The engine shed was built by the Humber Commercial Dock and Railway company in the southeastern corner of the Immingham Dock estate. As initially built the engine shed had twelve "roads" (tracks) providing facilities for 60 locomotives.

The railways at Immingham were worked by the Great Central Railway, the developer of the Port. In 1923 it was taken over by the LNER and then became part of the Eastern Region of British Railways in 1948.

During the LNER period (1930s) a concrete automatic coaling stage was added to the facilities.

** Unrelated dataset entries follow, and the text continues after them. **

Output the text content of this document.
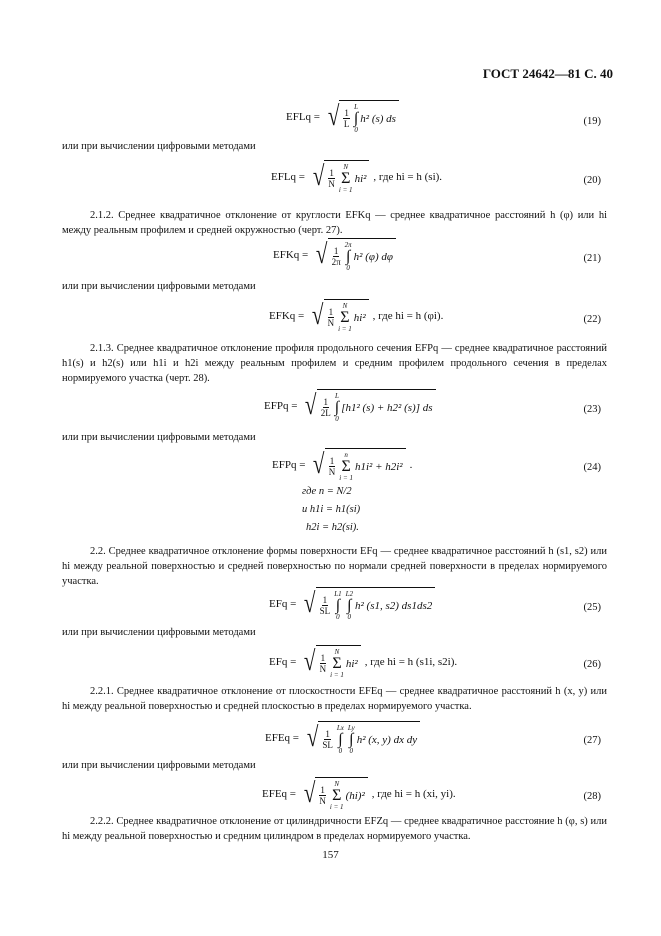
ГОСТ 24642—81 С. 40
EFLq = √ $\frac{1}{L}$
L
∫
0
h² (s) ds	(19)
или при вычислении цифровыми методами
EFLq = √ $\frac{1}{N}$
N
Σ
i = 1
hi² , где hi = h (si).	(20)
2.1.2. Среднее квадратичное отклонение от круглости EFKq — среднее квадратичное расстояний h (φ) или hi между реальным профилем и средней окружностью (черт. 27).
EFKq = √ $\frac{1}{2\pi}$
2π
∫
0
h² (φ) dφ	(21)
или при вычислении цифровыми методами
EFKq = √ $\frac{1}{N}$
N
Σ
i = 1
hi² , где hi = h (φi).	(22)
2.1.3. Среднее квадратичное отклонение профиля продольного сечения EFPq — среднее квадратичное расстояний h1(s) и h2(s) или h1i и h2i между реальным профилем и средним профилем продольного сечения в пределах нормируемого участка (черт. 28).
EFPq = √ $\frac{1}{2L}$
L
∫
0
[h1² (s) + h2² (s)] ds	(23)
или при вычислении цифровыми методами
EFPq = √ $\frac{1}{N}$
n
Σ
i = 1
h1i² + h2i² .	(24)
где n = N/2
и h1i = h1(si)
h2i = h2(si).
2.2. Среднее квадратичное отклонение формы поверхности EFq — среднее квадратичное расстояний h (s1, s2) или hi между реальной поверхностью и средней поверхностью по нормали средней поверхности в пределах нормируемого участка.
EFq = √ $\frac{1}{SL}$
L1
∫
0
L2
∫
0
h² (s1, s2) ds1ds2	(25)
или при вычислении цифровыми методами
EFq = √ $\frac{1}{N}$
N
Σ
i = 1
hi² , где hi = h (s1i, s2i).	(26)
2.2.1. Среднее квадратичное отклонение от плоскостности EFEq — среднее квадратичное расстояний h (x, y) или hi между реальной поверхностью и средней плоскостью в пределах нормируемого участка.
EFEq = √ $\frac{1}{SL}$
Lx
∫
0
Ly
∫
0
h² (x, y) dx dy	(27)
или при вычислении цифровыми методами
EFEq = √ $\frac{1}{N}$
N
Σ
i = 1
(hi)² , где hi = h (xi, yi).	(28)
2.2.2. Среднее квадратичное отклонение от цилиндричности EFZq — среднее квадратичное расстояние h (φ, s) или hi между реальной поверхностью и средним цилиндром в пределах нормируемого участка.
157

During the British Railways period the facility had a shed code of 40B and had two sub-sheds: New Holland and Grimsby.

At its peak the shed had an allotment of over 120 locomotives, with 12 stabling roads – part of the building was demolished in the 1950s and a diesel depot constructed.

Soon after opening a dormitory block was built near the turntable for use by visiting crews on lodging turns.

A new 78 ft 9 in x 367 ft 6 in diesel shed was built in 1966 south east of the steam shed, which was converted to wagon repair. In 1966 it had 90 diesels, plus 35 shunters.

Steam locomotive types deployed include LNER Thompson Class B1, LMS Stanier Class 8F, and BR standard class 9F.

The last steam locomotive worked from the shed was No.61058 (LNER B1) on 7 February 1966, which hauled a train of empty wagons to Markham Colliery.

Following the splitting up of the former BR Trainload business into three companies in 1994, the depot came briefly under the control of "shadow privatisation company" Loadhaul. Loadhaul was acquired and merged into English Welsh & Scottish in 1995.

The TOPS depot code for the EWS/DB Schenker depot at Immingham is IM, and for the Freightliner Traction Maintenance Depot at Immingham, IN.

As a result of centralisation of maintenance activities by EWS to Toton TMD the shed was used only for storage of out of service locomotives.